Here’s a breakdown of how to use my Love Your Brain Formula in this exact situation:
Step 1: Love Your Brain
This means understanding what’s happening and offering yourself compassion instead of judgement.
Social anxiety is just your brain doing what it’s designed to do—protect you.
Ask yourself:
“What is my brain trying to protect me from right now?”
Is it rejection? Judgment? Embarrassment? Was there an experience in the past that is triggering this?
Your brain may perceive social situations as potential threats.
It’s activating your fear and worry circuits to try to keep you safe.
That means there’s nothing wrong with you. Your brain is just responding based on patterns it’s learned.

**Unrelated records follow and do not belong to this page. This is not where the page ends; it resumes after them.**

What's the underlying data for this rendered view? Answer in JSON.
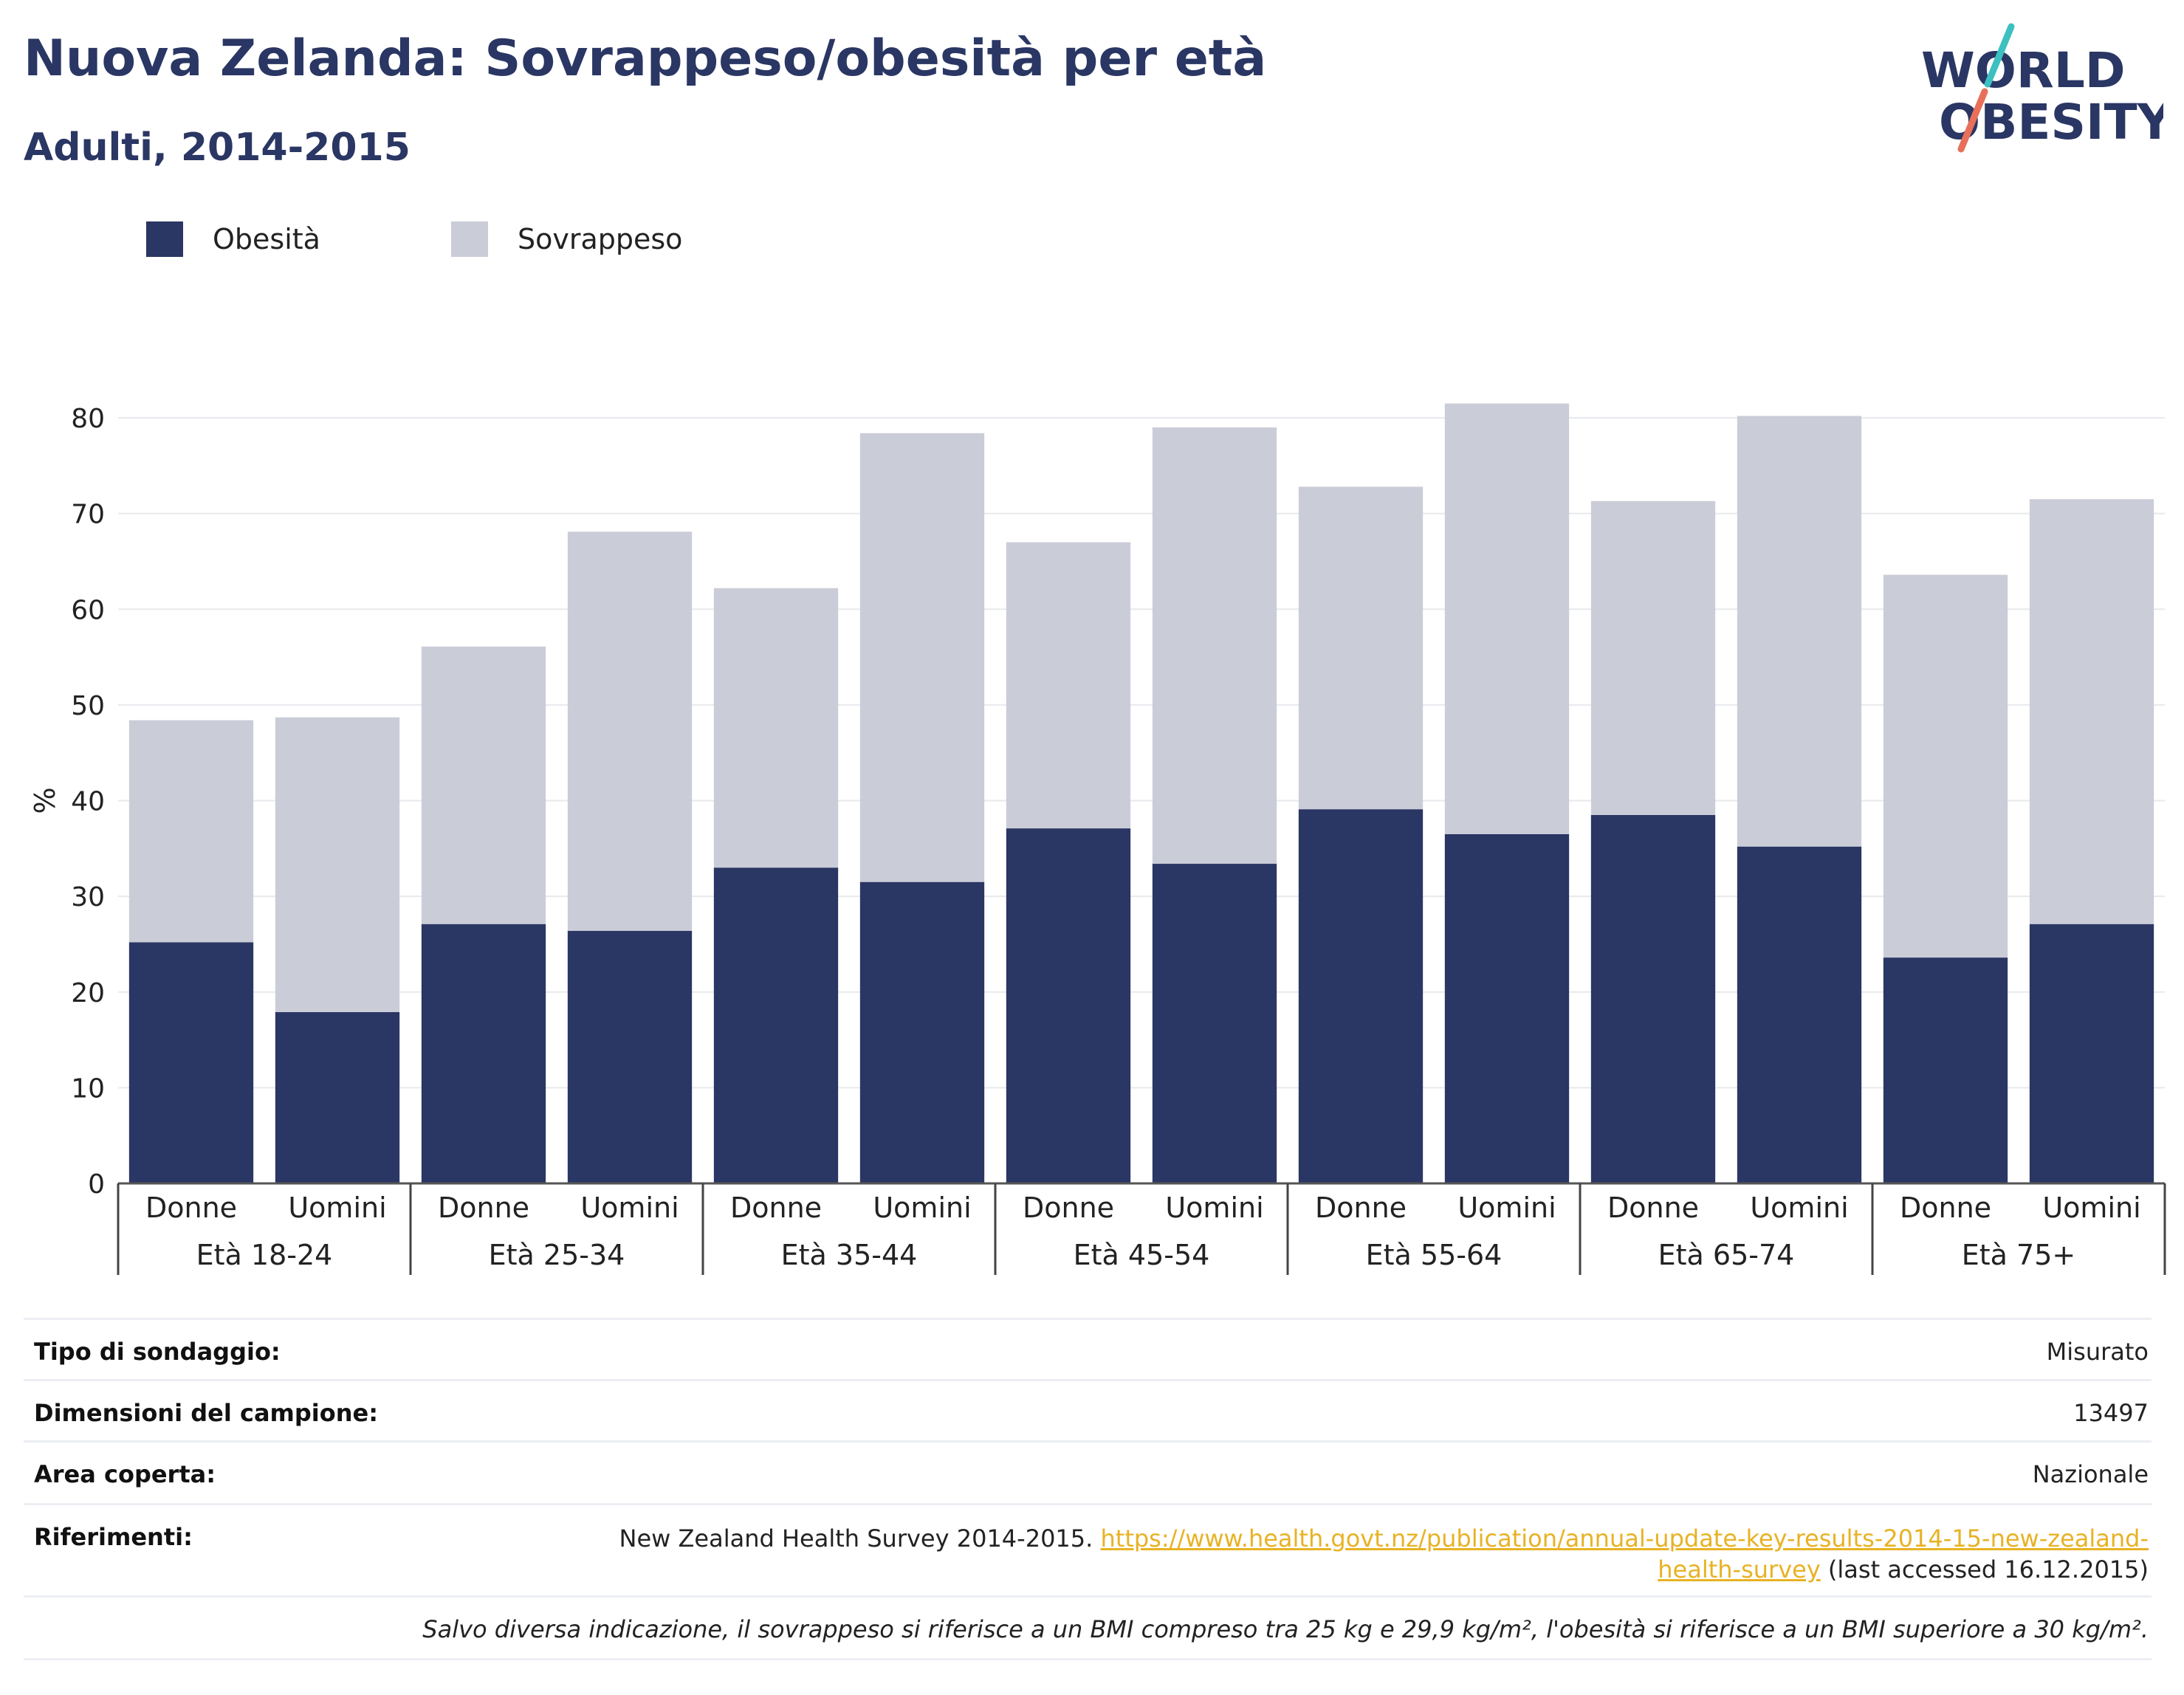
{
  "header": {
    "title": "Nuova Zelanda: Sovrappeso/obesità per età",
    "subtitle": "Adulti, 2014-2015"
  },
  "logo": {
    "line1": "WORLD",
    "line2": "OBESITY"
  },
  "colors": {
    "obesity": "#2a3663",
    "overweight": "#caccd8",
    "text_dark": "#2a3663",
    "link": "#e8b224",
    "logo_slash_top": "#3cc0c0",
    "logo_slash_bottom": "#e8705a"
  },
  "legend": [
    {
      "label": "Obesità",
      "color": "#2a3663"
    },
    {
      "label": "Sovrappeso",
      "color": "#caccd8"
    }
  ],
  "chart_data": {
    "type": "bar",
    "stacked": true,
    "ylabel": "%",
    "ylim": [
      0,
      80
    ],
    "yticks": [
      0,
      10,
      20,
      30,
      40,
      50,
      60,
      70,
      80
    ],
    "grid": true,
    "legend_position": "top-left",
    "groups": [
      "Età 18-24",
      "Età 25-34",
      "Età 35-44",
      "Età 45-54",
      "Età 55-64",
      "Età 65-74",
      "Età 75+"
    ],
    "categories": [
      "Donne",
      "Uomini",
      "Donne",
      "Uomini",
      "Donne",
      "Uomini",
      "Donne",
      "Uomini",
      "Donne",
      "Uomini",
      "Donne",
      "Uomini",
      "Donne",
      "Uomini"
    ],
    "series": [
      {
        "name": "Obesità",
        "values": [
          25.2,
          17.9,
          27.1,
          26.4,
          33.0,
          31.5,
          37.1,
          33.4,
          39.1,
          36.5,
          38.5,
          35.2,
          23.6,
          27.1
        ]
      },
      {
        "name": "Sovrappeso",
        "values": [
          23.2,
          30.8,
          29.0,
          41.7,
          29.2,
          46.9,
          29.9,
          45.6,
          33.7,
          45.0,
          32.8,
          45.0,
          40.0,
          44.4
        ]
      }
    ]
  },
  "info": {
    "survey_type_label": "Tipo di sondaggio:",
    "survey_type_value": "Misurato",
    "sample_size_label": "Dimensioni del campione:",
    "sample_size_value": "13497",
    "area_label": "Area coperta:",
    "area_value": "Nazionale",
    "references_label": "Riferimenti:",
    "references_text": "New Zealand Health Survey 2014-2015.",
    "references_link_line1": "https://www.health.govt.nz/publication/annual-update-key-results-2014-15-new-zealand-",
    "references_link_line2": "health-survey",
    "references_accessed": "(last accessed 16.12.2015)",
    "note": "Salvo diversa indicazione, il sovrappeso si riferisce a un BMI compreso tra 25 kg e 29,9 kg/m², l'obesità si riferisce a un BMI superiore a 30 kg/m²."
  }
}
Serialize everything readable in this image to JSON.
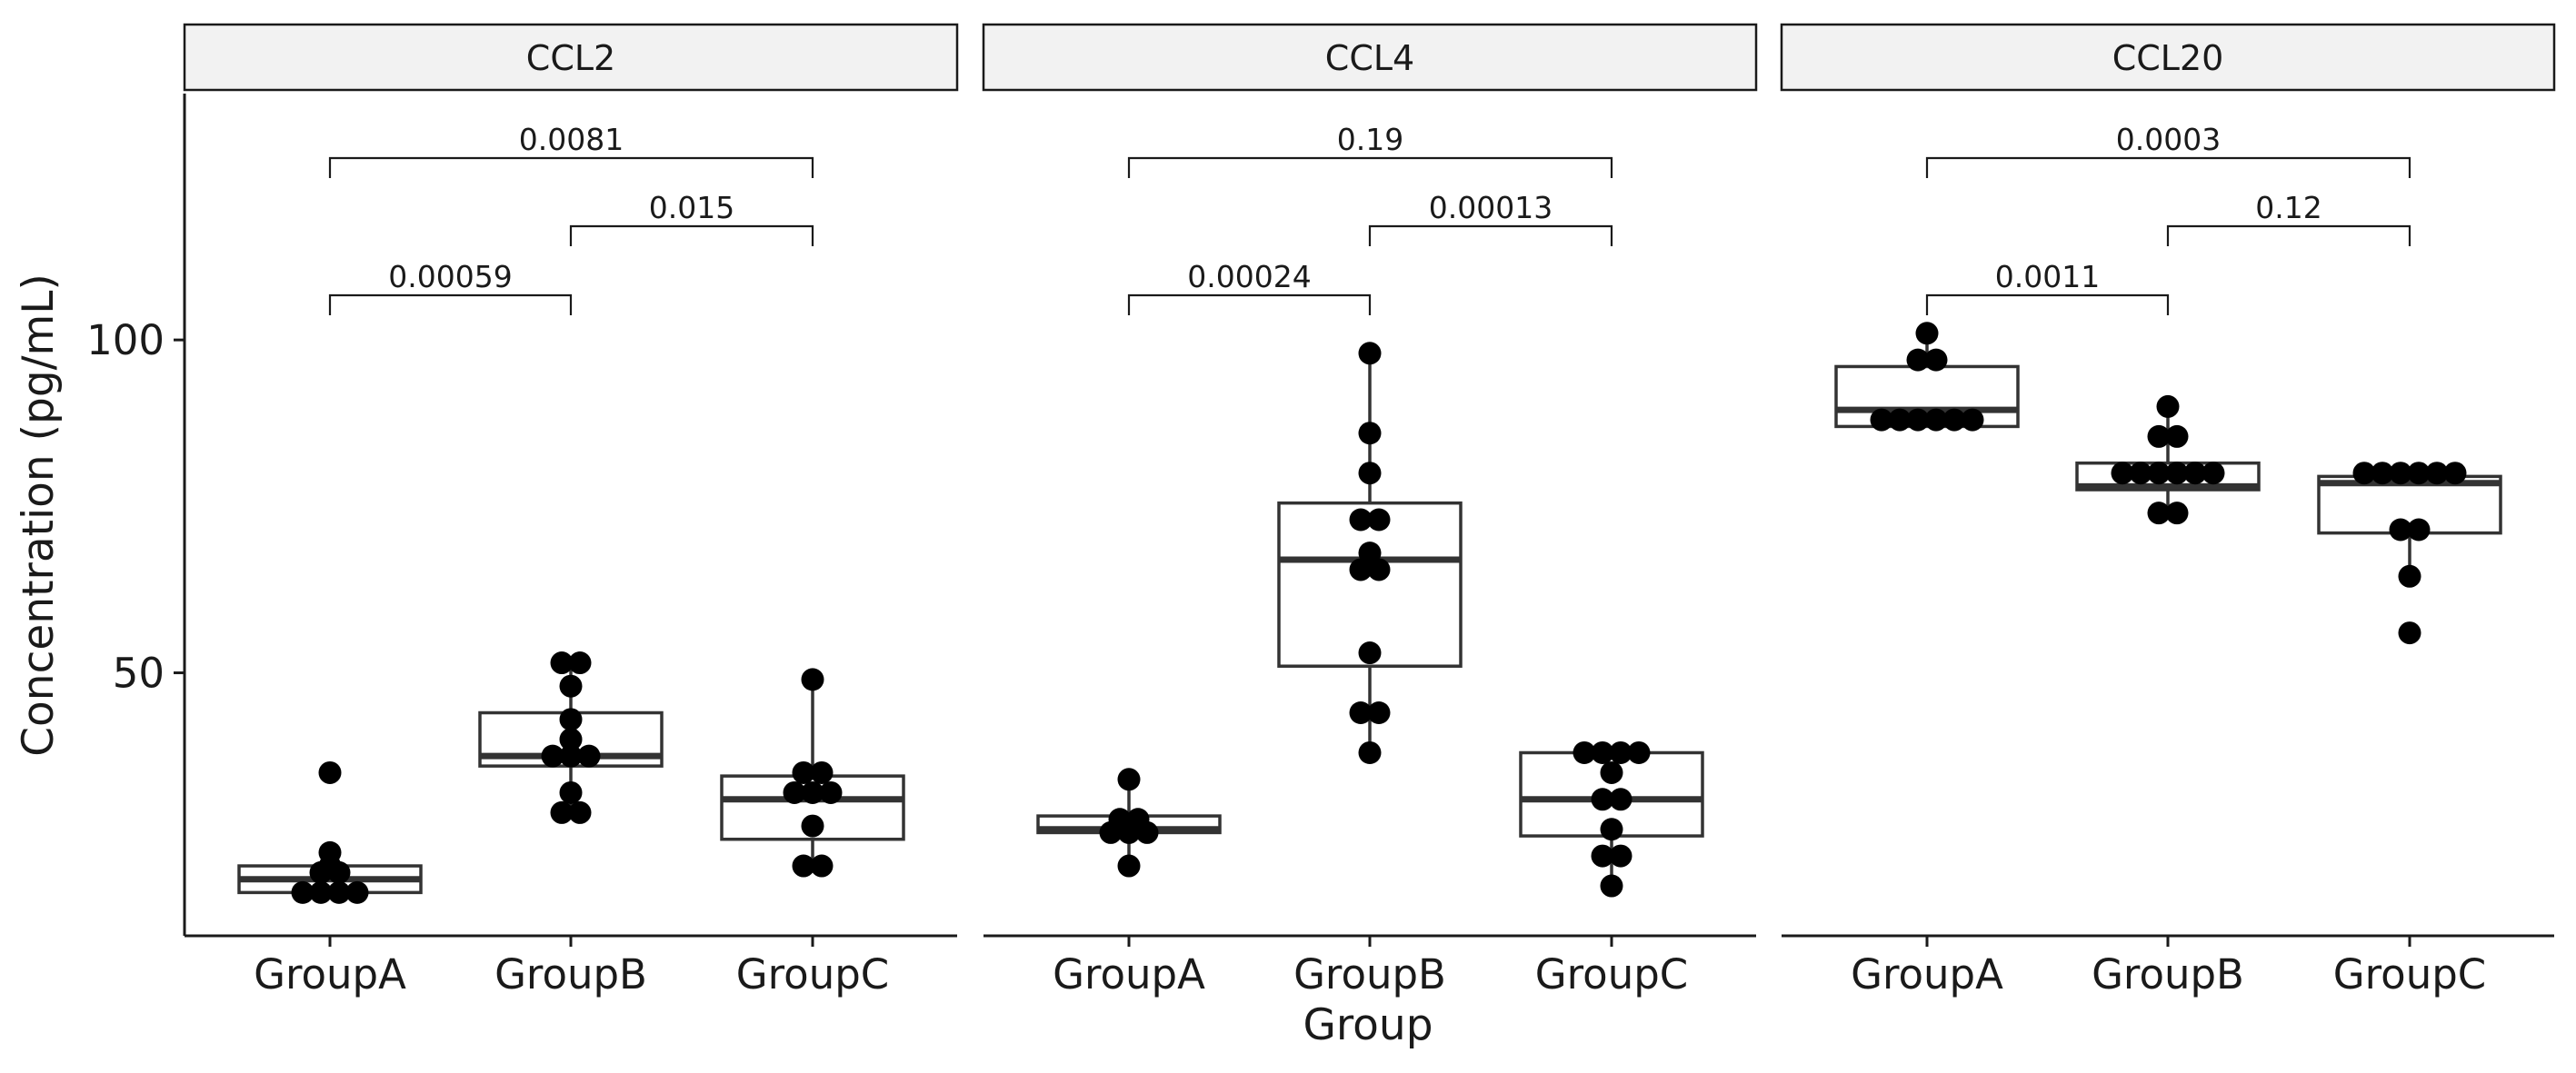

Recap of step 1- it's not you, it's your brain! Give yourself some grace. And there's hope! Your brain can change. The next steps will help.
Step 2: Optimize Your Brain
Now that you’ve acknowledged what’s happening, let’s support the brain physically.
Here are two quick ways to calm the areas most responsible for social anxiety:
- Basal Ganglia (linked to worry loops)
- Amygdala (fight/flight fear response)
Try this:
- Take 3 deep belly breaths, making your exhale longer than your inhale.
- Example: Inhale for 4, exhale for 6.
- This activates the parasympathetic nervous system—which calms the brain
Also check in with your basic brain needs:
Are you hungry? Tired? Dehydrated?
Supporting the physical brain is critical for resilience especially in triggering moments.
Step 3: Empower Yourself
Now that you’ve calmed the brain, let's work on the thoughts.
Let's use the boundaries tool:
There are two types of boundaries physical and mental.
In a social setting, physical boundaries might look like:
- Giving yourself permission to leave early.
- Saying “no” to invitations that drain you.
- Taking breaks during group events to reset.
Mental boundaries:
- Understand you can only control you!
- You cannot control what others think and do
- So let them. Let them be them and you be you. Trying to resist this will only create suffering
Remember:
You can’t control what others think.
But you can control how you care for your mind.
Boundaries aren’t selfish—they’re a form of brain support. They give your nervous system space to recover and reset.
Final Thoughts:
Social anxiety doesn’t mean something is wrong with you.
It means your brain is trying to protect you.
When you learn how to understand it, support it, and gently guide it—you can change your experience.
This is just one example of how to apply The Love Your Brain Formula.